The role of the Sort Operator is to sort the provided ResultSet using as key a specific field. This operation produces a new ResultSet leaving the input untouched. The newly created ResultSet is wrapped around a WS-Resource and its end point reference is returned to the caller. The algorithm used is merge sort. The comparison rules differ depending on the type of the elements to be sorted. The key of the sort operator can be expressed in one of the ways defined in the following method org.diligentproject.searchservice.searchlibrary.resultset.elements.ResultElementGeneric#extractValue

TransformByXSLTOperator

Description

The role of the TransformByXSLT Operator is to transform a ResultSet it receives as input from one schema to another through a transformation technology such as XSL / XSLT. These transformations are directly supplied as input to the service. The output of the transformation, which could be a projection of the initial ResultSet, is a new ResultSet wrapped in a WS-Resource whose endpoint reference is returned to the caller.

SelectOperator

Description

The role of the Select Operator is to receive a ResultSet as an input along with a logical expression and a filter mask, and then return a new ResultSet after applying corresponding constrains to each record. In this way, Select Operator can filter whole records and also rearrange or even omit fields. An example of a logical expression that gets evaluated is:

([field_a] > 'value_a' AND [field_b] != 'value_b') OR [field_c] == [field_d]

where field names can be referenced either by name or index number.

An example of filter mask that can be applied is:

[2, 1, 4]

which mean that fields will be rearranged accordingly or either by omitted.

ScriptOperator

Description

The role of the Script Operator is to transform a ResultSet it receives as input after executing a script command. Every field of a single record is joined into a single line, delimited by tab ('\t') character and passed to standard input of the script. Respectively, every line of standard output of the script is split by delimiter character tab and passed to a new record, to the output ResultSet.

PartitionOperator

Description

The role of the Partition Operator is to partition a ResultSet it receives as input to many Result Sets as an output.

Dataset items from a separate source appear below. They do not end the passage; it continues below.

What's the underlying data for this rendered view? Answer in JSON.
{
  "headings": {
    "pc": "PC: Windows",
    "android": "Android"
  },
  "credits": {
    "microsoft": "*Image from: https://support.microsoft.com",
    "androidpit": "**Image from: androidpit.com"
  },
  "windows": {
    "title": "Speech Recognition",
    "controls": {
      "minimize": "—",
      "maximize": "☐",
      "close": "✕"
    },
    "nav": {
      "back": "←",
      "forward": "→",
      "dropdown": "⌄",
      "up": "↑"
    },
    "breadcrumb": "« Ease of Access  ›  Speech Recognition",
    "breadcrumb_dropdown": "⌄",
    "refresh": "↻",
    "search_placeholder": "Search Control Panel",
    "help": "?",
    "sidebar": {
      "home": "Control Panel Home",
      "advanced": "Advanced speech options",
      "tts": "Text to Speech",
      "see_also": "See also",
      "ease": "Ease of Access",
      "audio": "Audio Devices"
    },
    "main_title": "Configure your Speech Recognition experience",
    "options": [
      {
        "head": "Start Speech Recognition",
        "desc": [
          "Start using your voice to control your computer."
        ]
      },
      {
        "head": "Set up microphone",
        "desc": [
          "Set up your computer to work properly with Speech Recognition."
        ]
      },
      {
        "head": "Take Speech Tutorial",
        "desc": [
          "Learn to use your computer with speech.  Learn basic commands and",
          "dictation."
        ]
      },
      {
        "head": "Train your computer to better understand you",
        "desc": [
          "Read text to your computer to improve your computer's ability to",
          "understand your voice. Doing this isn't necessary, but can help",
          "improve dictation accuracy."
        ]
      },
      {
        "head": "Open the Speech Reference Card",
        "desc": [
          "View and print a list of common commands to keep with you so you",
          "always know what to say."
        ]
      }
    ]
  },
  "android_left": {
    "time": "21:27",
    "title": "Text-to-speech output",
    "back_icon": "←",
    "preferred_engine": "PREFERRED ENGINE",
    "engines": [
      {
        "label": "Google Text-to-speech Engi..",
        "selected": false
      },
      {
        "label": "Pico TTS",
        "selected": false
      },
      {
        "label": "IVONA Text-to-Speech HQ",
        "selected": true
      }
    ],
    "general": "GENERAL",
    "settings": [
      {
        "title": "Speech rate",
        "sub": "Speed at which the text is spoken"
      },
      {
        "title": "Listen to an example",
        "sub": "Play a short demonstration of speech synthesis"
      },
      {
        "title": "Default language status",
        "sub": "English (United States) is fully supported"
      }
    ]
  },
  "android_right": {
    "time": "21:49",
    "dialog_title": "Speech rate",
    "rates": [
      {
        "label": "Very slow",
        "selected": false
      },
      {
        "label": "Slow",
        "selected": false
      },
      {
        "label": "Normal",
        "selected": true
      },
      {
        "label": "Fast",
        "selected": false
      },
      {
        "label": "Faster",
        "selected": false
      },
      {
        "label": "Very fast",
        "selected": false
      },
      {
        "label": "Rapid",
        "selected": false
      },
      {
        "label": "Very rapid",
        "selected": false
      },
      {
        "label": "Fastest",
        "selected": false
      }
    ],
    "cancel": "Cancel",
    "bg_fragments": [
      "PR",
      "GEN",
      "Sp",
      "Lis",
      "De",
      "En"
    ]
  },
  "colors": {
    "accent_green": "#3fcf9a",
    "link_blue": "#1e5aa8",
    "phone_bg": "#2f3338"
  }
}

Partition Operator takes the partition field as input and for each different value of that field a new Result Set is created to forward those records. A single Result Set is given as an output containing all the locators that were created.

GradualMergeOperator

Description

The role of the Gradual Merge Operator is to merge an arbitrary number of ResultSets into a single one. The difference with Merge Operator is that this operator takes a Result Set as input containing all Result Set locators that will be Merge. Also the merge operation starts since first result set is retrieved, and other incoming result set can be gradually added.

gRS2SplitterOperator

Description

The role of the gRS2Splitter operator is to read a result set containing file fields and splitting each file to multiple records by new line. The new records contain as many fields as the values separated by denoted delimiter character.

gRS2AggregatorOperator

Description

The role of the gRS2Splitter operator is to read a result set and aggregate all its records into a single file that will be transmitted through the output Result Set.

DataFusionOperator

Description

The role of the DataFusion operator is to re-rank the results from multiple datasources. More information about this operator can be found here

Dependencies

  • jdk 1.5
  • WS-Core 4.0.4
  • ResultSetClientLibrary
  • SearchLibrary